Hallenfußball ist tot? Stimmt nicht! Zur Dortmunder Stadtmeisterschaft kommen jährlich über 25 000 Zuschauer. Es riecht nach Axe-Deospray und Rewas Arweladse. Kurzum: Es ist ganz wunderbar.
Wie auch immer: Das Turnier ist bei den Spielern in Westdeutschland so beliebt, dass einige extra vor der Winterpause zu einer Dortmunder Mannschaft wechseln. So wie Dimitrios Kalpakidis, der im Herbst zum TuS Bövinghausen ging, wo kurz zuvor Thorsten Legat entlassen worden war. „Ich gebe zu: Die Stadtmeisterschaft war auch ein Grund für den Wechsel. Ich hatte einfach richtig Bock auf das Turnier. Mehr Dortmund geht nicht!“, sagt er. Eines seiner schönsten Erlebnisse war auch eines der bittersten. Vor drei Jahren – Kalpakidis war noch Spieler des BSV Schüren – wurden die Teams aus Lünen und Schwerte erstmals zu dem Turnier zugelassen, obwohl es sich um eigene Kreisstädte handelt. Kalpakidis, ganz Dortmunder Lokalpatriot, sagte in einem Interview: „Wenn die beiden im Finale gegeneinander spielen, dann gehe ich zum Bierstand.“ Lünen schaffte es dann wirklich ins Finale, und der Gegner war: der BSV Schüren. Die Zuschauer waren natürlich auf Kalpakidis’ Seite. Tausende sangen: „Wir sind alle Dortmunder Jungs!“ Kalpakidis bekam Gänsehaut, schoss ein Tor, das aberkannt wurde, und Lünen gewann 1:0. Football, bloody hell.

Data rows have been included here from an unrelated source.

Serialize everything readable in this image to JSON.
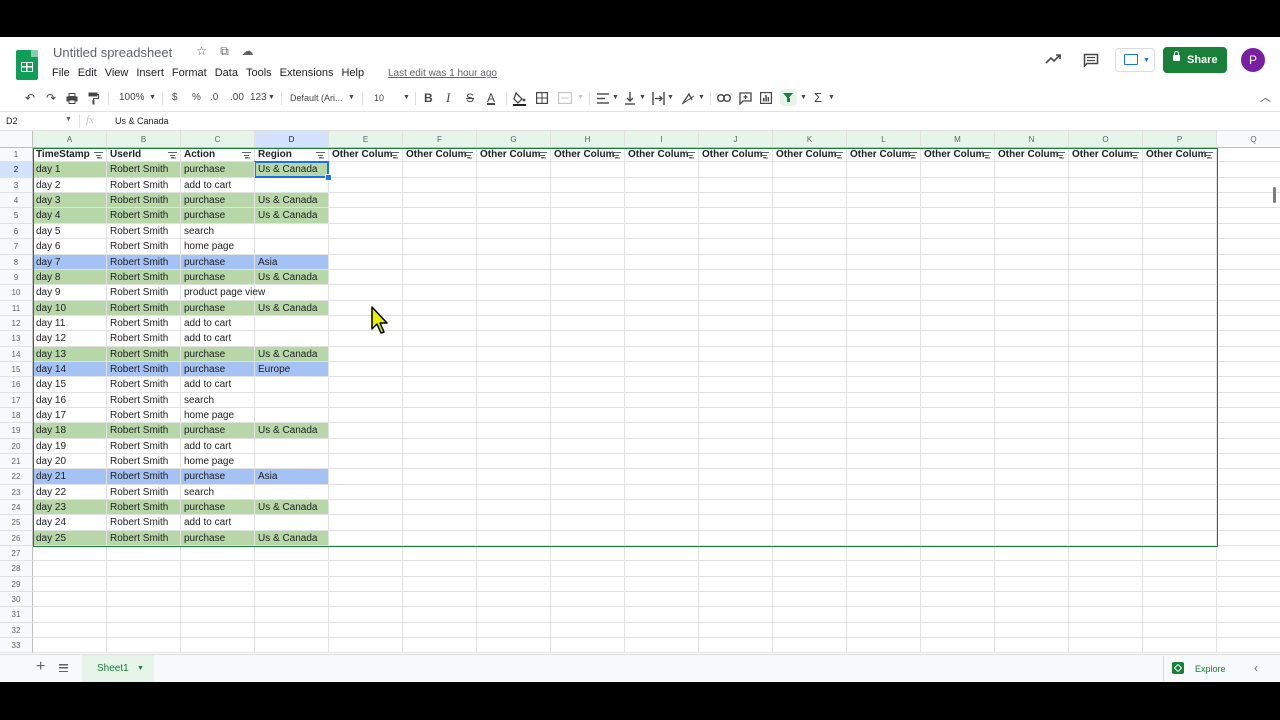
{
  "window": {
    "title": "Untitled spreadsheet",
    "last_edit": "Last edit was 1 hour ago"
  },
  "menu": [
    "File",
    "Edit",
    "View",
    "Insert",
    "Format",
    "Data",
    "Tools",
    "Extensions",
    "Help"
  ],
  "title_icons": [
    "star-icon",
    "move-icon",
    "cloud-status-icon"
  ],
  "header_actions": {
    "share_label": "Share",
    "avatar_initial": "P",
    "icons": [
      "trend-icon",
      "comment-icon",
      "present-icon"
    ]
  },
  "toolbar": {
    "zoom": "100%",
    "currency": "$",
    "percent": "%",
    "dec_decrease": ".0",
    "dec_increase": ".00",
    "more_formats": "123",
    "font": "Default (Ari...",
    "font_size": "10",
    "bold": "B",
    "italic": "I",
    "strike": "S",
    "text_color": "A",
    "sum": "Σ"
  },
  "formula_bar": {
    "cell_ref": "D2",
    "fx": "fx",
    "value": "Us & Canada"
  },
  "columns": [
    "A",
    "B",
    "C",
    "D",
    "E",
    "F",
    "G",
    "H",
    "I",
    "J",
    "K",
    "L",
    "M",
    "N",
    "O",
    "P",
    "Q"
  ],
  "row_numbers": [
    "1",
    "2",
    "3",
    "4",
    "5",
    "6",
    "7",
    "8",
    "9",
    "10",
    "11",
    "12",
    "13",
    "14",
    "15",
    "16",
    "17",
    "18",
    "19",
    "20",
    "21",
    "22",
    "23",
    "24",
    "25",
    "26",
    "27",
    "28",
    "29",
    "30",
    "31",
    "32",
    "33"
  ],
  "headers": [
    "TimeStamp",
    "UserId",
    "Action",
    "Region",
    "Other Colum",
    "Other Colum",
    "Other Colum",
    "Other Colum",
    "Other Colum",
    "Other Colum",
    "Other Colum",
    "Other Colum",
    "Other Colum",
    "Other Colum",
    "Other Colum",
    "Other Colum"
  ],
  "rows": [
    {
      "ts": "day 1",
      "user": "Robert Smith",
      "action": "purchase",
      "region": "Us & Canada",
      "color": "green"
    },
    {
      "ts": "day 2",
      "user": "Robert Smith",
      "action": "add to cart",
      "region": "",
      "color": ""
    },
    {
      "ts": "day 3",
      "user": "Robert Smith",
      "action": "purchase",
      "region": "Us & Canada",
      "color": "green"
    },
    {
      "ts": "day 4",
      "user": "Robert Smith",
      "action": "purchase",
      "region": "Us & Canada",
      "color": "green"
    },
    {
      "ts": "day 5",
      "user": "Robert Smith",
      "action": "search",
      "region": "",
      "color": ""
    },
    {
      "ts": "day 6",
      "user": "Robert Smith",
      "action": "home page",
      "region": "",
      "color": ""
    },
    {
      "ts": "day 7",
      "user": "Robert Smith",
      "action": "purchase",
      "region": "Asia",
      "color": "blue"
    },
    {
      "ts": "day 8",
      "user": "Robert Smith",
      "action": "purchase",
      "region": "Us & Canada",
      "color": "green"
    },
    {
      "ts": "day 9",
      "user": "Robert Smith",
      "action": "product page view",
      "region": "",
      "color": ""
    },
    {
      "ts": "day 10",
      "user": "Robert Smith",
      "action": "purchase",
      "region": "Us & Canada",
      "color": "green"
    },
    {
      "ts": "day 11",
      "user": "Robert Smith",
      "action": "add to cart",
      "region": "",
      "color": ""
    },
    {
      "ts": "day 12",
      "user": "Robert Smith",
      "action": "add to cart",
      "region": "",
      "color": ""
    },
    {
      "ts": "day 13",
      "user": "Robert Smith",
      "action": "purchase",
      "region": "Us & Canada",
      "color": "green"
    },
    {
      "ts": "day 14",
      "user": "Robert Smith",
      "action": "purchase",
      "region": "Europe",
      "color": "blue"
    },
    {
      "ts": "day 15",
      "user": "Robert Smith",
      "action": "add to cart",
      "region": "",
      "color": ""
    },
    {
      "ts": "day 16",
      "user": "Robert Smith",
      "action": "search",
      "region": "",
      "color": ""
    },
    {
      "ts": "day 17",
      "user": "Robert Smith",
      "action": "home page",
      "region": "",
      "color": ""
    },
    {
      "ts": "day 18",
      "user": "Robert Smith",
      "action": "purchase",
      "region": "Us & Canada",
      "color": "green"
    },
    {
      "ts": "day 19",
      "user": "Robert Smith",
      "action": "add to cart",
      "region": "",
      "color": ""
    },
    {
      "ts": "day 20",
      "user": "Robert Smith",
      "action": "home page",
      "region": "",
      "color": ""
    },
    {
      "ts": "day 21",
      "user": "Robert Smith",
      "action": "purchase",
      "region": "Asia",
      "color": "blue"
    },
    {
      "ts": "day 22",
      "user": "Robert Smith",
      "action": "search",
      "region": "",
      "color": ""
    },
    {
      "ts": "day 23",
      "user": "Robert Smith",
      "action": "purchase",
      "region": "Us & Canada",
      "color": "green"
    },
    {
      "ts": "day 24",
      "user": "Robert Smith",
      "action": "add to cart",
      "region": "",
      "color": ""
    },
    {
      "ts": "day 25",
      "user": "Robert Smith",
      "action": "purchase",
      "region": "Us & Canada",
      "color": "green"
    }
  ],
  "colors": {
    "green_fill": "#b7d7a8",
    "blue_fill": "#a4c2f4",
    "accent": "#188038",
    "selection": "#1a73e8"
  },
  "bottom": {
    "sheet_name": "Sheet1",
    "explore_label": "Explore"
  }
}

Die Turniere unterm Dach sind auch eine Bühne für jene, die draußen immer etwas im Schatten der großen Vereine stehen. Es ist ihre ganz spezielle Hall of Fame. Klar, es ist beeindruckend, wenn bei einem C‑Jugend-Turnier 1000 Magdeburger Fans singen, als wären sie wieder auf dem Weg zum Europapokalfinale 1974. Aber ebenso irre sind doch Gruppen aus Reutlingen, Saarbrücken oder Lippstadt, die unter Basketballkörben und Weichbodenmatten ihre überdimensionierten Fahnen ausrollen. Oder die vier Ultras der SG Gittersee, die 2019 bei einem Turnier mit Choreos und Wechselgesängen ihr Team unterstützten. Wohlgemerkt: Auf dem Feld kickte nicht mal ihre erste Mannschaft, sondern die Alten Herren.

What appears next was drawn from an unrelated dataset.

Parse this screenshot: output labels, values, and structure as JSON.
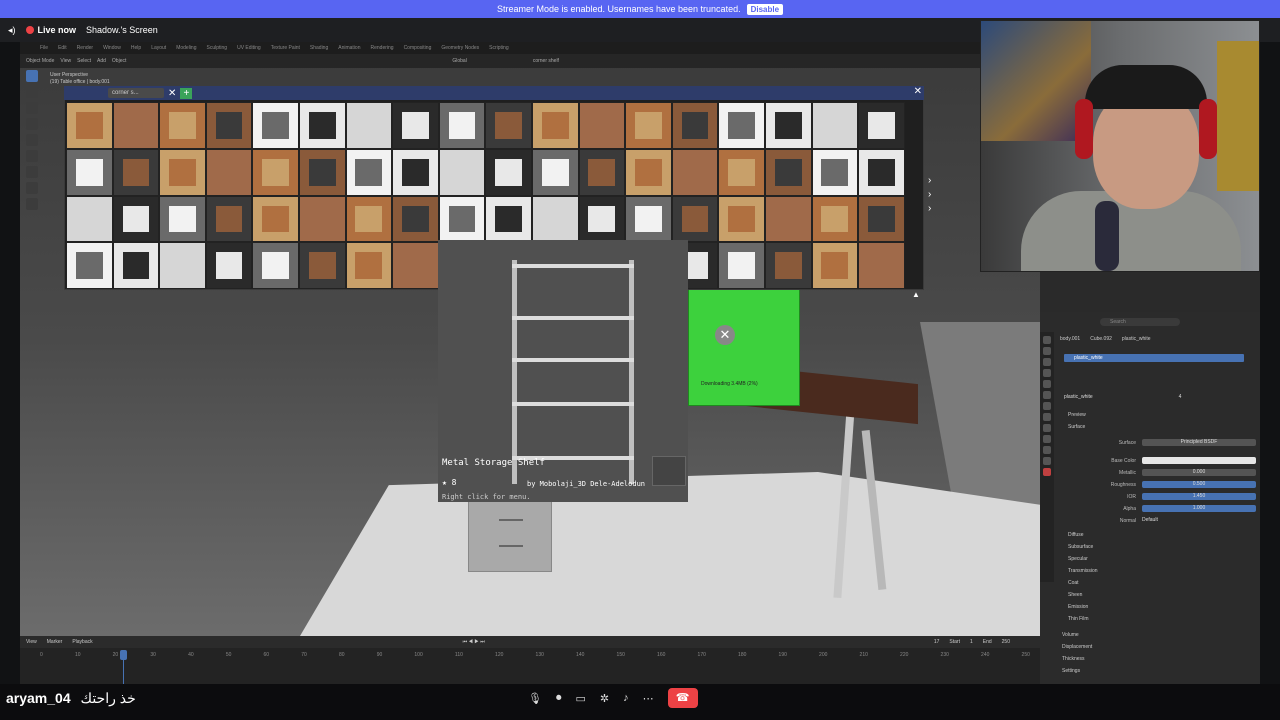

Dieses Jahr geht die Tifo-Meisterschaft der Herzen an die Anhänger von Türkspor, Ay Yildiz Derne und der SG Gahmen, die sich beim Dortmunder Cup zu einer Gruppe zusammentaten. Selbst Fans vom SC Osmanlispor, die gar nicht dabei waren, schlossen sich an. Alle unter einem Dach. So laut, da waren sich danach alle einig, muss es das letzte Mal in Galatasarays altem Stadion gewesen sein.
Also, geht zum Hallenfußball, bevor euch irgendjemand einen Futsal-Floh ins Ohr setzt. Denn Hallenfußball ist die große Freiheit! Der Geruch von Neunziger-Jahre-Axe-Deospray hängt immer noch in den Ritzen und Fugen, die Spieler tragen stolz Sponsorennamen von lokalen Versicherern oder Autohäusern auf Hemdkragen und Trainingsjacken. Man nickt Thorsten Legat jovial zu oder führt mit Lothar Huber Fachgespräche über das Leben auf der rechten Außenbahn. Es gibt keine Wichtigtuer in Ordnerwesten und sinnlose Absperrungen. Klar, die Camp-David-Jacken-Dichte ist höher als sonst und die Musik ist oft noch schlechter als in den großen Arenen, dafür sind Bier und Wurst günstiger. Außerdem kann man sich großartig amüsieren. Womit wir wieder bei Großkreutz wären.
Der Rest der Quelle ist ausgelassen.